DOT Rejects Pa.’s Request to Put Tolls on Interstate 80
This story appears in the April 12 print edition of Transport Topics.
The federal government last week again rejected Pennsylvania’s request to toll Interstate 80, forcing officials there to revise their long-term infrastructure program.
Transportation Secretary Ray LaHood said April 6 he was turning down Pennsylvania’s request because the state’s funding plan would have diverted toll revenue generated on
I-80 to other projects, including mass transit.
“We based today’s decision on what is allowable under federal law,” LaHood said in a statement, referring to the 2005 highway funding law that allowed for several pilot projects installing new tolls on existing interstate highways.
During a press conference the same day, Gov. Ed Rendell (D) said, “We think their legal analysis is incorrect.”
He added: “It’s over. It’s like a not-guilty verdict — you can’t appeal it.”
With the loss of the potential toll revenue, Rendell said, the state now faces a massive shortfall in transportation funding.
If the state legislature doesn’t modify Pennsylvania’s funding plan — known as Act 44 — the state will forgo about $310 million a year in highway funding and another $160 million in transit funding, Rendell said.
“The result is 12,000 jobs being lost. That’s what that extra money would have yielded,” he said.
The governor said he planned to call a special session of the state legislature soon to focus on new options to close the transportation funding shortfall.
He said the state was likely to reexamine a tax on oil company gross profits, natural-gas fees and the use of private funding.
“We’ll look at P3s — private-public partnerships — and may look at a possible lease or a partial lease of the Pennsylvania Turnpike itself,” Rendell said.
Before Act 44 was passed, the governor had agreed to a $12.8 billion lease of the turnpike, but the deal collapsed in the face of legislative opposition (10-6-08, p. 5).
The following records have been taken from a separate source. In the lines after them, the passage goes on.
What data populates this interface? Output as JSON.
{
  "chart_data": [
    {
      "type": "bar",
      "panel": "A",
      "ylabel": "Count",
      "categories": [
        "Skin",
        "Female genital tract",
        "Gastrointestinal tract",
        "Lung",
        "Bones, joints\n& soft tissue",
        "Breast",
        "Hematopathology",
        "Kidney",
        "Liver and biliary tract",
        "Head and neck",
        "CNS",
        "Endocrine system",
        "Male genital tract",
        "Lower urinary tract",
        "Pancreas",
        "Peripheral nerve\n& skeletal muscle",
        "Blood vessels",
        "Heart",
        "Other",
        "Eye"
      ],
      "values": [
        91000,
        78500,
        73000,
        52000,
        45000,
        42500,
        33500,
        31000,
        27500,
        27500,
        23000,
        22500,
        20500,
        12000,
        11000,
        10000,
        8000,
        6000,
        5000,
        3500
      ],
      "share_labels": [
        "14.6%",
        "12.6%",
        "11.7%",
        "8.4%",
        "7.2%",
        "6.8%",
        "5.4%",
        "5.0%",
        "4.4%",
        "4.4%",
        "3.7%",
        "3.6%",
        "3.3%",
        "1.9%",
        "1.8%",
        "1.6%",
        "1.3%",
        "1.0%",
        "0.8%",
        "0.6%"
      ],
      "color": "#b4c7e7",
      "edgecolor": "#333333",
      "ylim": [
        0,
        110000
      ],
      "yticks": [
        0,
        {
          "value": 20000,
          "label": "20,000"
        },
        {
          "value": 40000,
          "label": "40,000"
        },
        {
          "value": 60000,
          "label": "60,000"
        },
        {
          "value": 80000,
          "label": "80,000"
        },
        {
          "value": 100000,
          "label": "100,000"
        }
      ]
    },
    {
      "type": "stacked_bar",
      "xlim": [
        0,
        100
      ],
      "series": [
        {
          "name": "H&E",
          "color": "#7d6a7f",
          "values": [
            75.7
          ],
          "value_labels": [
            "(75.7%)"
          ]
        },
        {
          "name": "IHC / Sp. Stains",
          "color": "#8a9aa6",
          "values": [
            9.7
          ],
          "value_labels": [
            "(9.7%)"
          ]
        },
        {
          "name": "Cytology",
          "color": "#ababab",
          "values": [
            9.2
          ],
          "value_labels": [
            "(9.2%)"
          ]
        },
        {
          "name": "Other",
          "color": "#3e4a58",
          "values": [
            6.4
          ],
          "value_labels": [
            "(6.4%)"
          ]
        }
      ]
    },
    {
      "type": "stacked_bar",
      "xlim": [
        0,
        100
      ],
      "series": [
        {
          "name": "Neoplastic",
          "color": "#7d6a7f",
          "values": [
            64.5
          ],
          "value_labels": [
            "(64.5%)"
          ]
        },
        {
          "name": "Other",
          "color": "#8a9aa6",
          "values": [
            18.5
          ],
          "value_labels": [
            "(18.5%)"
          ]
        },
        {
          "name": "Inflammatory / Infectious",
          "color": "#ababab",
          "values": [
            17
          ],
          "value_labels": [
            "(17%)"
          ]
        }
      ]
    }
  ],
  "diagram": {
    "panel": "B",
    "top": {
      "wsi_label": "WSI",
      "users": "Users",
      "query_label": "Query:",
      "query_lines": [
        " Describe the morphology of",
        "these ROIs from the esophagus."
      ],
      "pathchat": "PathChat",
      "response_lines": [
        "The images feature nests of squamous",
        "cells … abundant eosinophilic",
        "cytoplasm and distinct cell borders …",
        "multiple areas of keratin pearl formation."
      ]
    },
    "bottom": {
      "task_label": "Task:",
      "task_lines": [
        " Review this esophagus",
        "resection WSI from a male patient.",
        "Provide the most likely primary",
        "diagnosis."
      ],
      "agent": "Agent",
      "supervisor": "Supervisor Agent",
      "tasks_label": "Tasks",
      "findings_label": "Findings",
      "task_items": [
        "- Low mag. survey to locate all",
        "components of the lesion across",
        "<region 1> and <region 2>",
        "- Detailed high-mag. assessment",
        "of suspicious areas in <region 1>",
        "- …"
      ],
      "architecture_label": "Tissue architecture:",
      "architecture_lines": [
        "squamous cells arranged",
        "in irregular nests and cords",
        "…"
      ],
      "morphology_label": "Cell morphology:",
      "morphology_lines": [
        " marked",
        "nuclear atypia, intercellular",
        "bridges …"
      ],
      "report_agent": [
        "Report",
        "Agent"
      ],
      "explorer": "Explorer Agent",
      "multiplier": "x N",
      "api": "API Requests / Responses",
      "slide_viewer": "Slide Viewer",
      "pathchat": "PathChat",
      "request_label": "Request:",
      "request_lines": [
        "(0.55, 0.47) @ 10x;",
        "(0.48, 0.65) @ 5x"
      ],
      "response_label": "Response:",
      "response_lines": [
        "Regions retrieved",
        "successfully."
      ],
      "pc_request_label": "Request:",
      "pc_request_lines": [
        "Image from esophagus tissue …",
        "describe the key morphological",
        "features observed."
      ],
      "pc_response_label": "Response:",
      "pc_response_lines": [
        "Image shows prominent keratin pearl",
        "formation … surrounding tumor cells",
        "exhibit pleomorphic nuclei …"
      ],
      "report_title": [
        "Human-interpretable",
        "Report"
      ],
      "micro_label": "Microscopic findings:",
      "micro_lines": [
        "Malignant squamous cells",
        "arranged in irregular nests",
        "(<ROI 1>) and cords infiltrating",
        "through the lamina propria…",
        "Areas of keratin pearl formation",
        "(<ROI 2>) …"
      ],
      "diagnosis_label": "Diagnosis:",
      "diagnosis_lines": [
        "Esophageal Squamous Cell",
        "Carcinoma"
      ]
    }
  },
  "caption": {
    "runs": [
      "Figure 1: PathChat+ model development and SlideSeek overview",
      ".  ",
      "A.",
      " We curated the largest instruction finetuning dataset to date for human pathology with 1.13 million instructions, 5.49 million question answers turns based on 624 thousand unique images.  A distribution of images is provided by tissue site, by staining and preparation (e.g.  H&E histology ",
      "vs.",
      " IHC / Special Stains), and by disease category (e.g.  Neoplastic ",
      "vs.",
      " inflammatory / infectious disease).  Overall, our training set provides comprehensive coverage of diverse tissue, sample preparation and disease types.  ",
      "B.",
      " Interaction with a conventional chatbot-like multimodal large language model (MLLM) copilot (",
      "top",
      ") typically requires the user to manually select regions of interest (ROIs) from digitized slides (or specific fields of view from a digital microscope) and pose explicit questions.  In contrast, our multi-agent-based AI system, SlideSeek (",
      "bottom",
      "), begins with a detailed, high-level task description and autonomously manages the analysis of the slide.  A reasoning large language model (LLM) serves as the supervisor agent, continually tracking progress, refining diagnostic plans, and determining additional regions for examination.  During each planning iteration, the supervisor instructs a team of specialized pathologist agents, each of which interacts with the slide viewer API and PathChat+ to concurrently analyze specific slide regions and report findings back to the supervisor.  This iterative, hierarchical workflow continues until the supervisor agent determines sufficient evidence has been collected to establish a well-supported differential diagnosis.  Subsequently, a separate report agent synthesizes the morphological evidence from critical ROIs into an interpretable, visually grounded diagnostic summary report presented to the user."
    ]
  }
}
Rep. Rick Geist, the top Republican on the state House’s Transportation Committee, said Pennsylvania leaders now have to “move on to other alternatives,” including public-private partnerships.
“Private-public partnerships are not a panacea,” he said, “but they certainly are a viable tool in the toolbox to fix what has become a broken infrastructure.”
House Transportation Committee Chairman Joseph Markosek (D) shared a similar sentiment.
“Anyone who thinks this will be easy or painless is wrong because we have an aging transportation infrastructure with vast needs,” he said.
Markosek added that the state needs to move “toward [funding] methods that are more predictable, equitable and in sync with inflation.”
Trucking industry officials hailed the government’s decision.
“Pennsylvania’s attempt to extract money from drivers on I-80 in order to subsidize road and transit systems in other parts of the state that provided little or no benefit to the users of I-80 is both poor public policy and illegal under federal law,” said Clayton Boyce, spokesman for American Trucking Associations.
Boyce, speaking on behalf of ATA and its state affiliate, the Pennsylvania Motor Truck Association, said the industry hoped Pennsylvania would require all transportation users, even public transit riders, to pay equitable shares for infrastructure.
“It is time to put aside expensive and economically destructive financing gimmicks such as tolling existing highways and privatization of the Pennsylvania Turnpike, and instead focus on efficient, equitable and less burdensome transportation funding mechanisms,” Boyce said.
Lisa Mullings, president of Natso Inc., formerly the National Association of Truck Stop Operators, said in a statement that tolling I-80 would have caused truckers to find alternative routes to bypass the tolls, further weakening businesses along the interstate that already are struggling.
Mullings noted that automobile drivers would have paid $25 and truck drivers $100 to cross the state using I-80.
“This is a great day for truckers all over America,” said Mike Joyce, director of legislative affairs for the Owner-Operator Independent Drivers Association, “and it is a great day for all highway users.”
During his press conference, Rendell said it is inevitable that states will be allowed to impose tolls more broadly.
“I have a prediction . . . when [the highway program] is reauthorized, they will lift the ban on tolling federal highways. They will lift the ban because there is no appetite in Washington for a gas tax,” he said. “It is one of the only ways we’re going to be able to maintain these highways, which makes this decision even more ludicrous.”